Tita masuk ke dalam kamar dan duduk di ujung ranjang.
Ron pergi ke pojok kamar, memegang kursi yang berdiri di sana kemudian menariknya ke samping kiri ranjang—sekitar tiga langkah dari ujung ranjang—lantas duduk di atasnya, ia dan Tita kini duduk berhadapan.
Selama hampir satu menit kemudian, dua orang itu tak kunjung buka mulut. Tita terus menunduk sejak duduk sementara Ron memerhatikan wanita itu. Tita tampak manis sekali dari dekat, rambut pendeknya makin memancarkan keayuannya sebagai wanita dewasa. Penampakan baru Tita membuat Ron merasa mereka seolah tak jumpa selama bertahun-tahun. Tambah lagi, ketika Ron mengamati Tita yang menunduk, kaus sesak yang Tita gunakan membrutalkan ukuran buah dada perempuan itu, membikin hidung pinokio Ron di dalam celana memanjang perlahan-lahan. Napsu berahi dan kerinduan bersatu padu mengoyak perasaan sekaligus syahwat Ron.

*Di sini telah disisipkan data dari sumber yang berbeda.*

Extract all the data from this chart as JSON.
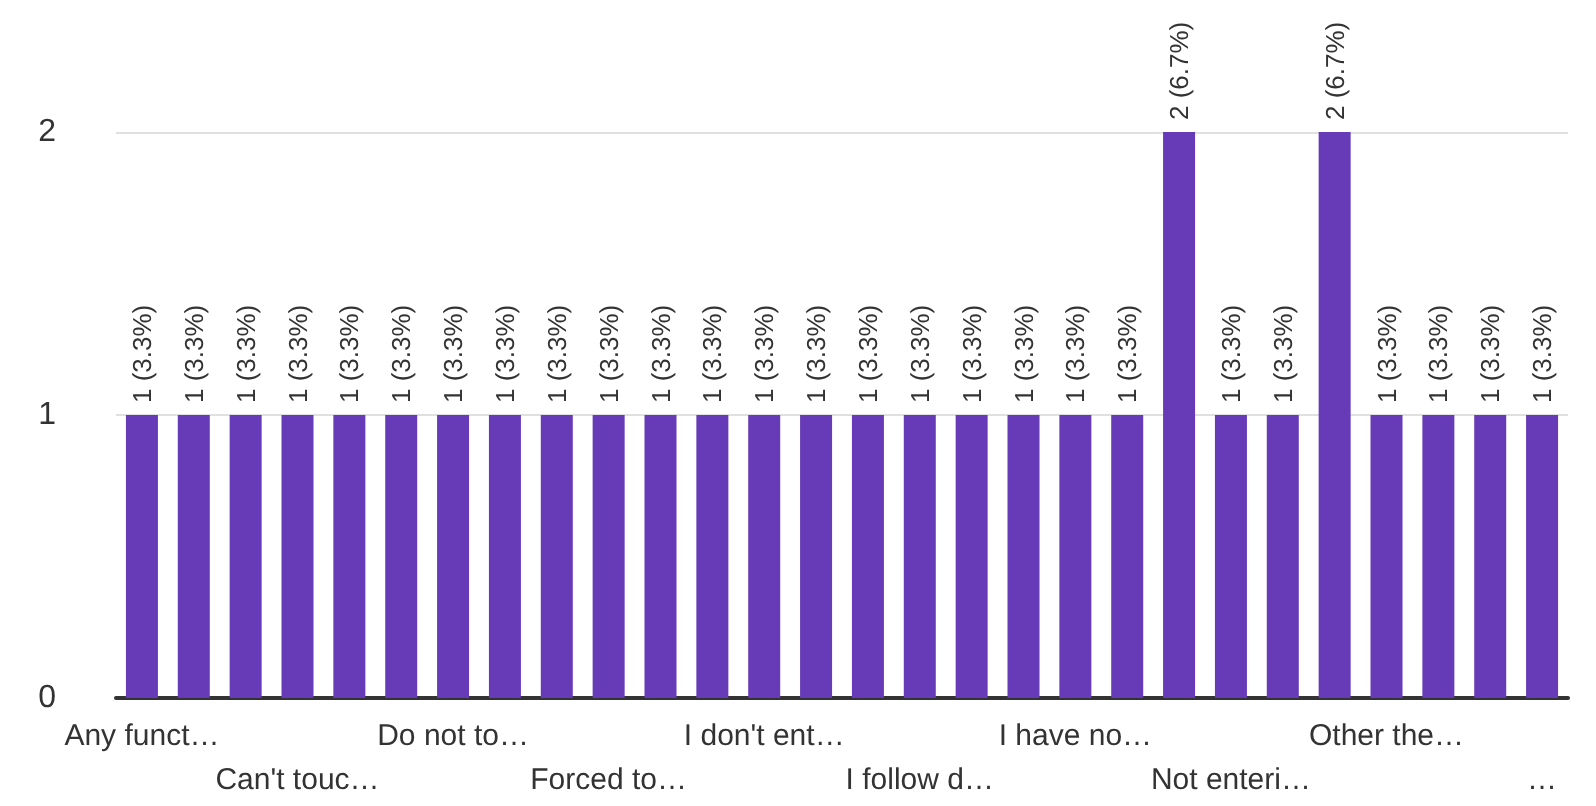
{
  "chart_data": {
    "type": "bar",
    "categories": [
      "Any funct…",
      null,
      null,
      "Can't touc…",
      null,
      null,
      "Do not to…",
      null,
      null,
      "Forced to…",
      null,
      null,
      "I don't ent…",
      null,
      null,
      "I follow d…",
      null,
      null,
      "I have no…",
      null,
      null,
      "Not enteri…",
      null,
      null,
      "Other the…",
      null,
      null,
      "…"
    ],
    "values": [
      1,
      1,
      1,
      1,
      1,
      1,
      1,
      1,
      1,
      1,
      1,
      1,
      1,
      1,
      1,
      1,
      1,
      1,
      1,
      1,
      2,
      1,
      1,
      2,
      1,
      1,
      1,
      1
    ],
    "value_labels": [
      "1 (3.3%)",
      "1 (3.3%)",
      "1 (3.3%)",
      "1 (3.3%)",
      "1 (3.3%)",
      "1 (3.3%)",
      "1 (3.3%)",
      "1 (3.3%)",
      "1 (3.3%)",
      "1 (3.3%)",
      "1 (3.3%)",
      "1 (3.3%)",
      "1 (3.3%)",
      "1 (3.3%)",
      "1 (3.3%)",
      "1 (3.3%)",
      "1 (3.3%)",
      "1 (3.3%)",
      "1 (3.3%)",
      "1 (3.3%)",
      "2 (6.7%)",
      "1 (3.3%)",
      "1 (3.3%)",
      "2 (6.7%)",
      "1 (3.3%)",
      "1 (3.3%)",
      "1 (3.3%)",
      "1 (3.3%)"
    ],
    "color": "#673ab7",
    "ylim": [
      0,
      2
    ],
    "yticks": [
      0,
      1,
      2
    ],
    "grid": "y"
  }
}
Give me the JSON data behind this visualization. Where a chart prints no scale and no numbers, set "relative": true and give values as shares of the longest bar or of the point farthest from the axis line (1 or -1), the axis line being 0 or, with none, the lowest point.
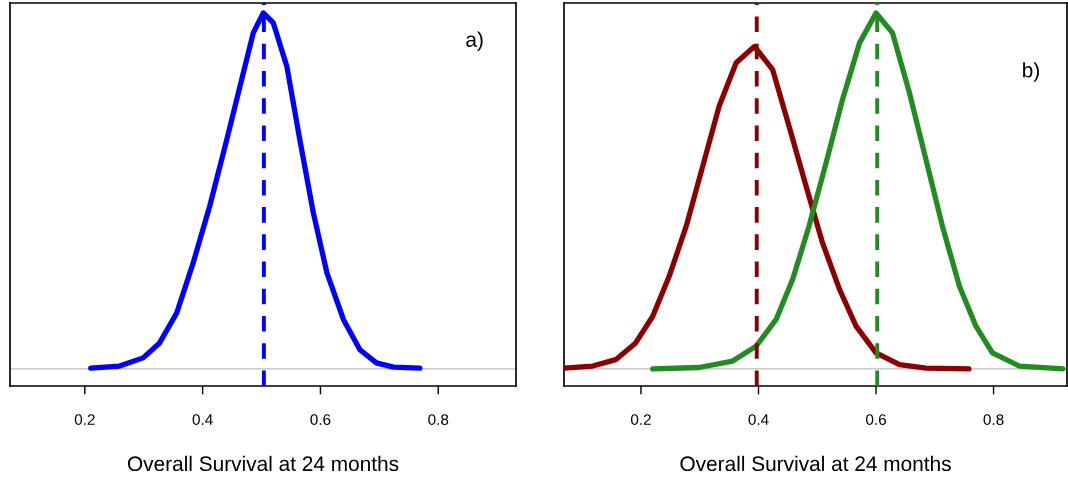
{
  "chart_data": [
    {
      "type": "line",
      "relative": true,
      "xlabel": "Overall Survival at 24 months",
      "annotations": [
        "a)"
      ],
      "xlim": [
        0.073,
        0.932
      ],
      "xticks": [
        0.2,
        0.4,
        0.6,
        0.8
      ],
      "tick_labels": "x",
      "grid": false,
      "line_style": "solid",
      "series": [
        {
          "color": "#0000ff",
          "x": [
            0.21,
            0.259,
            0.299,
            0.327,
            0.356,
            0.384,
            0.412,
            0.441,
            0.469,
            0.486,
            0.503,
            0.52,
            0.543,
            0.565,
            0.588,
            0.611,
            0.639,
            0.667,
            0.695,
            0.724,
            0.769
          ],
          "values": [
            0.002,
            0.008,
            0.031,
            0.073,
            0.157,
            0.298,
            0.457,
            0.644,
            0.831,
            0.944,
            1.0,
            0.972,
            0.85,
            0.644,
            0.438,
            0.27,
            0.139,
            0.054,
            0.017,
            0.005,
            0.002
          ]
        }
      ],
      "ref_lines": [
        {
          "axis": "y",
          "value": 0,
          "color": "#bebebe",
          "line_style": "solid"
        },
        {
          "axis": "x",
          "value": 0.504,
          "color": "#0000ff",
          "line_style": "dashed"
        }
      ]
    },
    {
      "type": "line",
      "relative": true,
      "xlabel": "Overall Survival at 24 months",
      "annotations": [
        "b)"
      ],
      "xlim": [
        0.069,
        0.925
      ],
      "xticks": [
        0.2,
        0.4,
        0.6,
        0.8
      ],
      "tick_labels": "x",
      "grid": false,
      "line_style": "solid",
      "series": [
        {
          "color": "#8b0000",
          "x": [
            0.069,
            0.118,
            0.157,
            0.191,
            0.22,
            0.248,
            0.277,
            0.305,
            0.333,
            0.362,
            0.393,
            0.424,
            0.452,
            0.481,
            0.509,
            0.538,
            0.566,
            0.6,
            0.64,
            0.685,
            0.758
          ],
          "values": [
            0.002,
            0.008,
            0.026,
            0.073,
            0.148,
            0.26,
            0.401,
            0.569,
            0.738,
            0.86,
            0.906,
            0.841,
            0.682,
            0.513,
            0.354,
            0.223,
            0.12,
            0.045,
            0.012,
            0.002,
            0.0
          ]
        },
        {
          "color": "#228b22",
          "x": [
            0.22,
            0.299,
            0.356,
            0.396,
            0.43,
            0.458,
            0.486,
            0.515,
            0.543,
            0.572,
            0.6,
            0.628,
            0.657,
            0.685,
            0.713,
            0.742,
            0.77,
            0.798,
            0.844,
            0.918
          ],
          "values": [
            0.0,
            0.004,
            0.022,
            0.064,
            0.139,
            0.251,
            0.401,
            0.579,
            0.757,
            0.916,
            1.0,
            0.944,
            0.775,
            0.588,
            0.401,
            0.232,
            0.12,
            0.045,
            0.008,
            0.0
          ]
        }
      ],
      "ref_lines": [
        {
          "axis": "y",
          "value": 0,
          "color": "#bebebe",
          "line_style": "solid"
        },
        {
          "axis": "x",
          "value": 0.397,
          "color": "#8b0000",
          "line_style": "dashed"
        },
        {
          "axis": "x",
          "value": 0.602,
          "color": "#228b22",
          "line_style": "dashed"
        }
      ]
    }
  ]
}
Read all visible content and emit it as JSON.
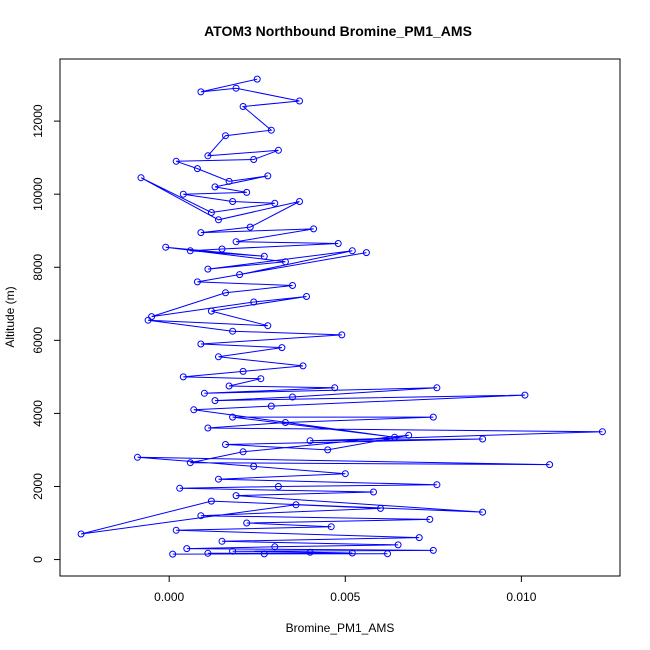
{
  "chart_data": {
    "type": "line",
    "title": "ATOM3 Northbound Bromine_PM1_AMS",
    "xlabel": "Bromine_PM1_AMS",
    "ylabel": "Altitude (m)",
    "xlim": [
      -0.0031,
      0.0128
    ],
    "ylim": [
      -450,
      13700
    ],
    "xticks": [
      0.0,
      0.005,
      0.01
    ],
    "xtick_labels": [
      "0.000",
      "0.005",
      "0.010"
    ],
    "yticks": [
      0,
      2000,
      4000,
      6000,
      8000,
      10000,
      12000
    ],
    "ytick_labels": [
      "0",
      "2000",
      "4000",
      "6000",
      "8000",
      "10000",
      "12000"
    ],
    "marker": "open-circle",
    "grid": false,
    "colors": {
      "series": "#0000ff",
      "axis": "#000000",
      "background": "#ffffff"
    },
    "series": [
      {
        "x": [
          0.0025,
          0.0009,
          0.0019,
          0.0037,
          0.0021,
          0.0029,
          0.0016,
          0.0011,
          0.0031,
          0.0024,
          0.0002,
          0.0008,
          0.0017,
          0.0028,
          0.0013,
          0.0022,
          0.0004,
          0.0018,
          0.003,
          0.0012,
          -0.0008,
          0.0014,
          0.0037,
          0.0023,
          0.0009,
          0.0041,
          0.0019,
          0.0048,
          0.0015,
          0.0006,
          0.0027,
          -0.0001,
          0.0033,
          0.0011,
          0.0052,
          0.002,
          0.0056,
          0.0008,
          0.0035,
          0.0016,
          -0.0005,
          0.0024,
          0.0039,
          0.0012,
          0.0028,
          -0.0006,
          0.0018,
          0.0049,
          0.0009,
          0.0032,
          0.0014,
          0.0038,
          0.0021,
          0.0004,
          0.0026,
          0.0017,
          0.0047,
          0.001,
          0.0076,
          0.0035,
          0.0013,
          0.0101,
          0.0029,
          0.0007,
          0.0064,
          0.0018,
          0.0075,
          0.0033,
          0.0011,
          0.0123,
          0.004,
          0.0089,
          0.0016,
          0.0045,
          0.0068,
          0.0021,
          0.0006,
          0.0108,
          -0.0009,
          0.0024,
          0.005,
          0.0014,
          0.0076,
          0.0031,
          0.0003,
          0.0058,
          0.0019,
          0.0089,
          0.0012,
          -0.0025,
          0.0036,
          0.006,
          0.0009,
          0.0074,
          0.0022,
          0.0046,
          0.0002,
          0.0071,
          0.0015,
          0.0065,
          0.003,
          0.0005,
          0.0075,
          0.0018,
          0.004,
          0.0052,
          0.0011,
          0.0062,
          0.0027,
          0.0001
        ],
        "y": [
          13150,
          12800,
          12900,
          12550,
          12400,
          11750,
          11600,
          11050,
          11200,
          10950,
          10900,
          10700,
          10350,
          10500,
          10200,
          10050,
          10000,
          9800,
          9750,
          9500,
          10450,
          9300,
          9800,
          9100,
          8950,
          9050,
          8700,
          8650,
          8500,
          8450,
          8300,
          8550,
          8150,
          7950,
          8450,
          7800,
          8400,
          7600,
          7500,
          7300,
          6650,
          7050,
          7200,
          6800,
          6400,
          6550,
          6250,
          6150,
          5900,
          5800,
          5550,
          5300,
          5150,
          5000,
          4950,
          4750,
          4700,
          4550,
          4700,
          4450,
          4350,
          4500,
          4200,
          4100,
          3350,
          3900,
          3900,
          3750,
          3600,
          3500,
          3250,
          3300,
          3150,
          3000,
          3400,
          2950,
          2650,
          2600,
          2800,
          2550,
          2350,
          2200,
          2050,
          2000,
          1950,
          1850,
          1750,
          1300,
          1600,
          700,
          1500,
          1400,
          1200,
          1100,
          1000,
          900,
          800,
          600,
          500,
          400,
          350,
          300,
          250,
          230,
          200,
          180,
          170,
          160,
          155,
          150
        ]
      }
    ]
  }
}
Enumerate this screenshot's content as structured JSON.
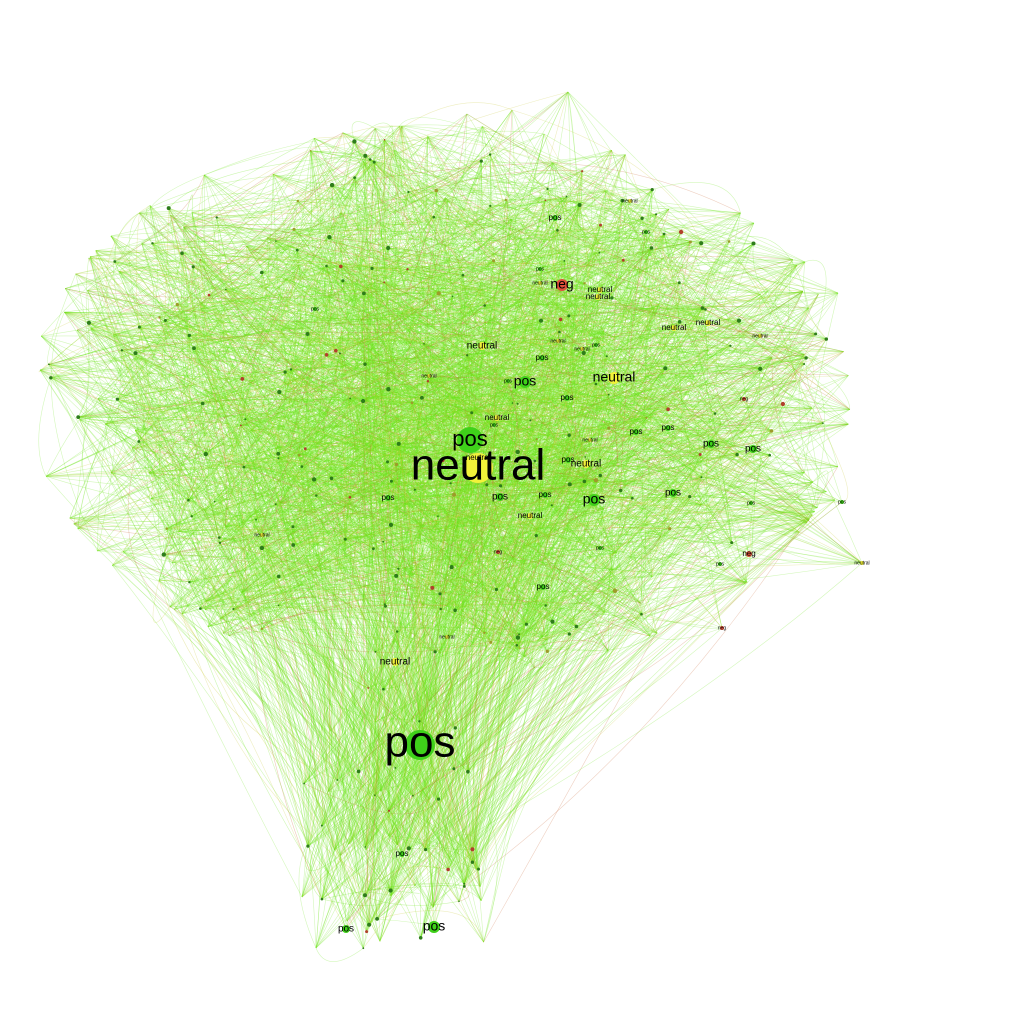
{
  "colors": {
    "background": "#ffffff",
    "pos": "#3fd11a",
    "neutral": "#f2f23a",
    "neg": "#e0503a",
    "edge_green": "#6ee61c",
    "edge_olive": "#c8c832",
    "edge_red": "#c86432",
    "label": "#000000"
  },
  "sentiments": [
    "pos",
    "neutral",
    "neg"
  ],
  "nodes": [
    {
      "id": "n1",
      "label": "neutral",
      "sentiment": "neutral",
      "rank": 1
    },
    {
      "id": "n2",
      "label": "pos",
      "sentiment": "pos",
      "rank": 1
    },
    {
      "id": "n3",
      "label": "pos",
      "sentiment": "pos",
      "rank": 2
    },
    {
      "id": "n4",
      "label": "pos",
      "sentiment": "pos",
      "rank": 3
    },
    {
      "id": "n5",
      "label": "pos",
      "sentiment": "pos",
      "rank": 3
    },
    {
      "id": "n6",
      "label": "neg",
      "sentiment": "neg",
      "rank": 3
    },
    {
      "id": "n7",
      "label": "pos",
      "sentiment": "pos",
      "rank": 3
    },
    {
      "id": "n8",
      "label": "neutral",
      "sentiment": "neutral",
      "rank": 3
    },
    {
      "id": "n9",
      "label": "pos",
      "sentiment": "pos",
      "rank": 4
    },
    {
      "id": "n10",
      "label": "neutral",
      "sentiment": "neutral",
      "rank": 4
    },
    {
      "id": "n11",
      "label": "pos",
      "sentiment": "pos",
      "rank": 4
    },
    {
      "id": "n12",
      "label": "neutral",
      "sentiment": "neutral",
      "rank": 4
    },
    {
      "id": "n13",
      "label": "pos",
      "sentiment": "pos",
      "rank": 4
    },
    {
      "id": "n14",
      "label": "pos",
      "sentiment": "pos",
      "rank": 4
    },
    {
      "id": "n15",
      "label": "neutral",
      "sentiment": "neutral",
      "rank": 4
    },
    {
      "id": "n16",
      "label": "pos",
      "sentiment": "pos",
      "rank": 4
    },
    {
      "id": "n17",
      "label": "neutral",
      "sentiment": "neutral",
      "rank": 5
    },
    {
      "id": "n18",
      "label": "neutral",
      "sentiment": "neutral",
      "rank": 5
    },
    {
      "id": "n19",
      "label": "neutral",
      "sentiment": "neutral",
      "rank": 5
    },
    {
      "id": "n20",
      "label": "neutral",
      "sentiment": "neutral",
      "rank": 5
    },
    {
      "id": "n21",
      "label": "neutral",
      "sentiment": "neutral",
      "rank": 5
    },
    {
      "id": "n22",
      "label": "pos",
      "sentiment": "pos",
      "rank": 5
    },
    {
      "id": "n23",
      "label": "pos",
      "sentiment": "pos",
      "rank": 5
    },
    {
      "id": "n24",
      "label": "pos",
      "sentiment": "pos",
      "rank": 5
    },
    {
      "id": "n25",
      "label": "pos",
      "sentiment": "pos",
      "rank": 5
    },
    {
      "id": "n26",
      "label": "pos",
      "sentiment": "pos",
      "rank": 5
    },
    {
      "id": "n27",
      "label": "pos",
      "sentiment": "pos",
      "rank": 5
    },
    {
      "id": "n28",
      "label": "pos",
      "sentiment": "pos",
      "rank": 5
    },
    {
      "id": "n29",
      "label": "pos",
      "sentiment": "pos",
      "rank": 5
    },
    {
      "id": "n30",
      "label": "pos",
      "sentiment": "pos",
      "rank": 5
    },
    {
      "id": "n31",
      "label": "pos",
      "sentiment": "pos",
      "rank": 5
    },
    {
      "id": "n32",
      "label": "neg",
      "sentiment": "neg",
      "rank": 5
    },
    {
      "id": "n33",
      "label": "neutral",
      "sentiment": "neutral",
      "rank": 5
    },
    {
      "id": "n34",
      "label": "neutral",
      "sentiment": "neutral",
      "rank": 5
    },
    {
      "id": "n35",
      "label": "pos",
      "sentiment": "pos",
      "rank": 6
    },
    {
      "id": "n36",
      "label": "neutral",
      "sentiment": "neutral",
      "rank": 6
    },
    {
      "id": "n37",
      "label": "pos",
      "sentiment": "pos",
      "rank": 6
    },
    {
      "id": "n38",
      "label": "neutral",
      "sentiment": "neutral",
      "rank": 6
    },
    {
      "id": "n39",
      "label": "pos",
      "sentiment": "pos",
      "rank": 6
    },
    {
      "id": "n40",
      "label": "pos",
      "sentiment": "pos",
      "rank": 6
    },
    {
      "id": "n41",
      "label": "neg",
      "sentiment": "neg",
      "rank": 6
    },
    {
      "id": "n42",
      "label": "neg",
      "sentiment": "neg",
      "rank": 6
    },
    {
      "id": "n43",
      "label": "neg",
      "sentiment": "neg",
      "rank": 6
    },
    {
      "id": "n44",
      "label": "pos",
      "sentiment": "pos",
      "rank": 6
    },
    {
      "id": "n45",
      "label": "neutral",
      "sentiment": "neutral",
      "rank": 6
    },
    {
      "id": "n46",
      "label": "pos",
      "sentiment": "pos",
      "rank": 6
    },
    {
      "id": "n47",
      "label": "pos",
      "sentiment": "pos",
      "rank": 6
    },
    {
      "id": "n48",
      "label": "pos",
      "sentiment": "pos",
      "rank": 6
    },
    {
      "id": "n49",
      "label": "pos",
      "sentiment": "pos",
      "rank": 6
    },
    {
      "id": "n50",
      "label": "neutral",
      "sentiment": "neutral",
      "rank": 6
    },
    {
      "id": "n51",
      "label": "neutral",
      "sentiment": "neutral",
      "rank": 6
    },
    {
      "id": "n52",
      "label": "neutral",
      "sentiment": "neutral",
      "rank": 6
    },
    {
      "id": "n53",
      "label": "neutral",
      "sentiment": "neutral",
      "rank": 6
    },
    {
      "id": "n54",
      "label": "neutral",
      "sentiment": "neutral",
      "rank": 6
    },
    {
      "id": "n55",
      "label": "pos",
      "sentiment": "pos",
      "rank": 6
    },
    {
      "id": "n56",
      "label": "neutral",
      "sentiment": "neutral",
      "rank": 6
    },
    {
      "id": "n57",
      "label": "neutral",
      "sentiment": "neutral",
      "rank": 6
    }
  ]
}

“Siapa saja yang tahu kau ada di sini?” Kata Ron begitu saja, seolah ia tak mampu mengontrol ucapannya.
Tita menggeleng.
“Erik tahu kau di sini?”
Tita menggeleng lagi.
“Si kursi roda itu Erik, kan?”
Tita mengangguk pelan.
Hening sekian detik.
Lagi-lagi, seolah tak mampu mengontrol ucapannya, Ron berkata, “Saya ingin bersetubuh denganmu, Tita!” Setelah berkata ia langsung menyesal, tak seharusnya ia mengucapkan permintaan kurang ajar itu. Tita pasti merasa risih.
Namun, tanpa menjawab ucapan Ron, Tita bangkit dan mulai melepas kaus sesaknya. Dan seterusnya mereka melakukan apa yang biasa mereka lakukan setiap kali bertemu.